The Hobart Town Courier (28 Feb. 1829)
An article from the Hobart Town Courier of the 28th February 1829 (p. 2).  Note that it is erroneously states that the thylacine was "...striped with black and white on the back...".

    In a few minutes the body was dragged out on to the beach, and I found it to be that of an old male of very large size, measuring 8ft. in length, including the tail, and weighing about 1cwt.  I took off the skin, which shows 16 stripes.  A young full grown, animal rarely shows more, than seven or eight.

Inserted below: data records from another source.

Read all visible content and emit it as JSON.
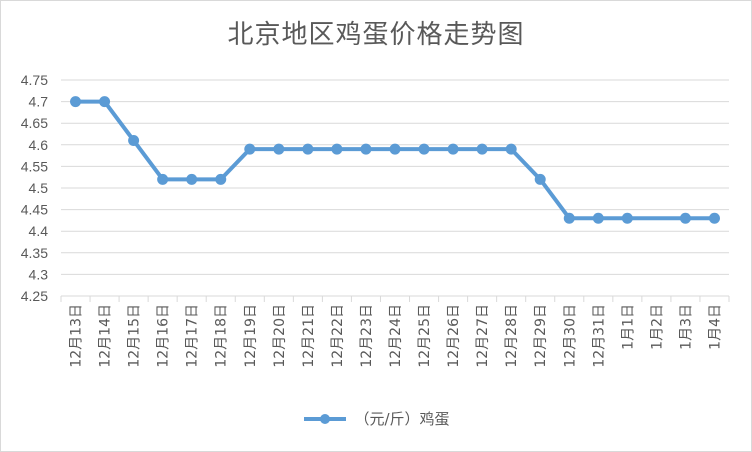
{
  "chart_data": {
    "type": "line",
    "title": "北京地区鸡蛋价格走势图",
    "categories": [
      "12月13日",
      "12月14日",
      "12月15日",
      "12月16日",
      "12月17日",
      "12月18日",
      "12月19日",
      "12月20日",
      "12月21日",
      "12月22日",
      "12月23日",
      "12月24日",
      "12月25日",
      "12月26日",
      "12月27日",
      "12月28日",
      "12月29日",
      "12月30日",
      "12月31日",
      "1月1日",
      "1月2日",
      "1月3日",
      "1月4日"
    ],
    "series": [
      {
        "name": "（元/斤）鸡蛋",
        "values": [
          4.7,
          4.7,
          4.61,
          4.52,
          4.52,
          4.52,
          4.59,
          4.59,
          4.59,
          4.59,
          4.59,
          4.59,
          4.59,
          4.59,
          4.59,
          4.59,
          4.52,
          4.43,
          4.43,
          4.43,
          null,
          4.43,
          4.43
        ],
        "color": "#5b9bd5"
      }
    ],
    "yticks": [
      "4.25",
      "4.3",
      "4.35",
      "4.4",
      "4.45",
      "4.5",
      "4.55",
      "4.6",
      "4.65",
      "4.7",
      "4.75"
    ],
    "ylim": [
      4.25,
      4.75
    ],
    "grid": true,
    "legend": "bottom",
    "colors": {
      "gridline": "#d9d9d9",
      "text": "#595959"
    }
  }
}
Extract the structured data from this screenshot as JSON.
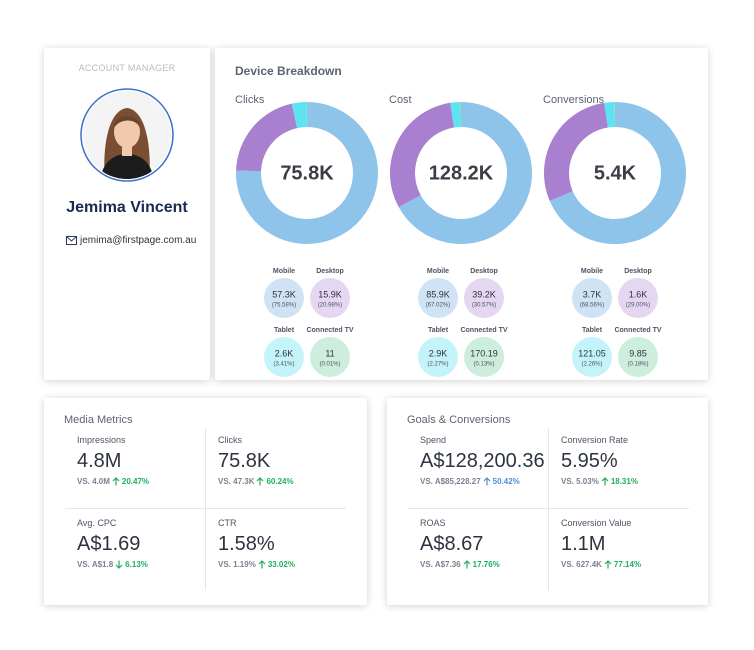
{
  "account_manager": {
    "heading": "ACCOUNT MANAGER",
    "name": "Jemima Vincent",
    "email": "jemima@firstpage.com.au"
  },
  "device_breakdown": {
    "title": "Device Breakdown",
    "segment_colors": [
      "#8ec3ea",
      "#a97fcf",
      "#5ee3f2",
      "#8fdcb3"
    ],
    "bubble_colors": [
      "#cfe3f5",
      "#e5d6f1",
      "#c4f4fa",
      "#cdeedd"
    ],
    "charts": [
      {
        "title": "Clicks",
        "total": "75.8K",
        "segments": [
          {
            "name": "Mobile",
            "value": "57.3K",
            "share": 75.58,
            "share_label": "(75.58%)"
          },
          {
            "name": "Desktop",
            "value": "15.9K",
            "share": 20.98,
            "share_label": "(20.98%)"
          },
          {
            "name": "Tablet",
            "value": "2.6K",
            "share": 3.41,
            "share_label": "(3.41%)"
          },
          {
            "name": "Connected TV",
            "value": "11",
            "share": 0.01,
            "share_label": "(0.01%)"
          }
        ]
      },
      {
        "title": "Cost",
        "total": "128.2K",
        "segments": [
          {
            "name": "Mobile",
            "value": "85.9K",
            "share": 67.02,
            "share_label": "(67.02%)"
          },
          {
            "name": "Desktop",
            "value": "39.2K",
            "share": 30.57,
            "share_label": "(30.57%)"
          },
          {
            "name": "Tablet",
            "value": "2.9K",
            "share": 2.27,
            "share_label": "(2.27%)"
          },
          {
            "name": "Connected TV",
            "value": "170.19",
            "share": 0.13,
            "share_label": "(0.13%)"
          }
        ]
      },
      {
        "title": "Conversions",
        "total": "5.4K",
        "segments": [
          {
            "name": "Mobile",
            "value": "3.7K",
            "share": 68.56,
            "share_label": "(68.56%)"
          },
          {
            "name": "Desktop",
            "value": "1.6K",
            "share": 29.0,
            "share_label": "(29.00%)"
          },
          {
            "name": "Tablet",
            "value": "121.05",
            "share": 2.26,
            "share_label": "(2.26%)"
          },
          {
            "name": "Connected TV",
            "value": "9.85",
            "share": 0.18,
            "share_label": "(0.18%)"
          }
        ]
      }
    ]
  },
  "panels": [
    {
      "title": "Media Metrics",
      "metrics": [
        {
          "label": "Impressions",
          "value": "4.8M",
          "comparison": "VS. 4.0M",
          "change": "20.47%",
          "direction": "up",
          "change_color": "#1fae5a"
        },
        {
          "label": "Clicks",
          "value": "75.8K",
          "comparison": "VS. 47.3K",
          "change": "60.24%",
          "direction": "up",
          "change_color": "#1fae5a"
        },
        {
          "label": "Avg. CPC",
          "value": "A$1.69",
          "comparison": "VS. A$1.8",
          "change": "6.13%",
          "direction": "down",
          "change_color": "#1fae5a"
        },
        {
          "label": "CTR",
          "value": "1.58%",
          "comparison": "VS. 1.19%",
          "change": "33.02%",
          "direction": "up",
          "change_color": "#1fae5a"
        }
      ]
    },
    {
      "title": "Goals & Conversions",
      "metrics": [
        {
          "label": "Spend",
          "value": "A$128,200.36",
          "comparison": "VS. A$85,228.27",
          "change": "50.42%",
          "direction": "up",
          "change_color": "#4a90d9"
        },
        {
          "label": "Conversion Rate",
          "value": "5.95%",
          "comparison": "VS. 5.03%",
          "change": "18.31%",
          "direction": "up",
          "change_color": "#1fae5a"
        },
        {
          "label": "ROAS",
          "value": "A$8.67",
          "comparison": "VS. A$7.36",
          "change": "17.76%",
          "direction": "up",
          "change_color": "#1fae5a"
        },
        {
          "label": "Conversion Value",
          "value": "1.1M",
          "comparison": "VS. 627.4K",
          "change": "77.14%",
          "direction": "up",
          "change_color": "#1fae5a"
        }
      ]
    }
  ]
}
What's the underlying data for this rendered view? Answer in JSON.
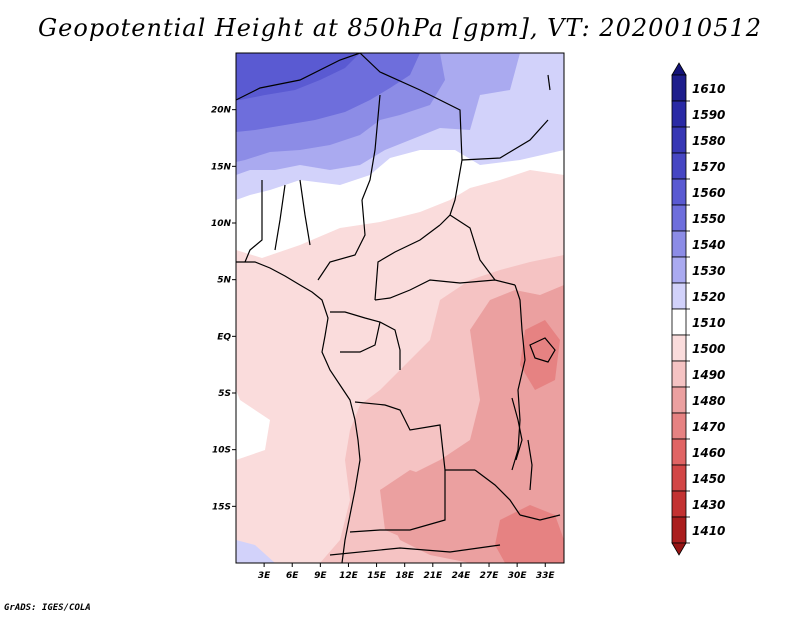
{
  "title": "Geopotential Height at 850hPa [gpm], VT: 2020010512",
  "footer": "GrADS: IGES/COLA",
  "map": {
    "region": "Central and Southern Africa",
    "lon_range": [
      0,
      35
    ],
    "lat_range": [
      -20,
      25
    ],
    "lat_ticks": [
      {
        "value": 20,
        "label": "20N"
      },
      {
        "value": 15,
        "label": "15N"
      },
      {
        "value": 10,
        "label": "10N"
      },
      {
        "value": 5,
        "label": "5N"
      },
      {
        "value": 0,
        "label": "EQ"
      },
      {
        "value": -5,
        "label": "5S"
      },
      {
        "value": -10,
        "label": "10S"
      },
      {
        "value": -15,
        "label": "15S"
      }
    ],
    "lon_ticks": [
      {
        "value": 3,
        "label": "3E"
      },
      {
        "value": 6,
        "label": "6E"
      },
      {
        "value": 9,
        "label": "9E"
      },
      {
        "value": 12,
        "label": "12E"
      },
      {
        "value": 15,
        "label": "15E"
      },
      {
        "value": 18,
        "label": "18E"
      },
      {
        "value": 21,
        "label": "21E"
      },
      {
        "value": 24,
        "label": "24E"
      },
      {
        "value": 27,
        "label": "27E"
      },
      {
        "value": 30,
        "label": "30E"
      },
      {
        "value": 33,
        "label": "33E"
      }
    ]
  },
  "colorbar": {
    "levels": [
      {
        "label": "1610",
        "color": "#1e1e8c"
      },
      {
        "label": "1590",
        "color": "#2a2aa5"
      },
      {
        "label": "1580",
        "color": "#3737b4"
      },
      {
        "label": "1570",
        "color": "#4646c3"
      },
      {
        "label": "1560",
        "color": "#5a5ad2"
      },
      {
        "label": "1550",
        "color": "#6e6edc"
      },
      {
        "label": "1540",
        "color": "#8c8ce6"
      },
      {
        "label": "1530",
        "color": "#aaaaf0"
      },
      {
        "label": "1520",
        "color": "#d2d2fa"
      },
      {
        "label": "1510",
        "color": "#ffffff"
      },
      {
        "label": "1500",
        "color": "#fadcdc"
      },
      {
        "label": "1490",
        "color": "#f5c3c3"
      },
      {
        "label": "1480",
        "color": "#eba0a0"
      },
      {
        "label": "1470",
        "color": "#e68282"
      },
      {
        "label": "1460",
        "color": "#e06464"
      },
      {
        "label": "1450",
        "color": "#d24646"
      },
      {
        "label": "1430",
        "color": "#c33232"
      },
      {
        "label": "1410",
        "color": "#aa1e1e"
      }
    ],
    "over_color": "#141478",
    "under_color": "#961414"
  },
  "field_colors": {
    "c1560": "#5a5ad2",
    "c1550": "#6e6edc",
    "c1540": "#8c8ce6",
    "c1530": "#aaaaf0",
    "c1520": "#d2d2fa",
    "c1510": "#ffffff",
    "c1500": "#fadcdc",
    "c1490": "#f5c3c3",
    "c1480": "#eba0a0",
    "c1470": "#e68282"
  }
}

    As I had brought no firearms into the bush, I did not succeed in bagging any more tigers.  In fact, I did not care to venture again so close to them.  But I often saw them, though never had the temptation to risk another close encounter.  The dog, ever after the first night attack, had been very watchful, and would with his furious barking often wake me up, and on one occasion I saw, on a moonlight night, a big tiger making a hasty retreat from close to the tent, and then take to the water in a broad and deep river and disappear on the opposite shore.  But we never had another actual battle with one of these brutes".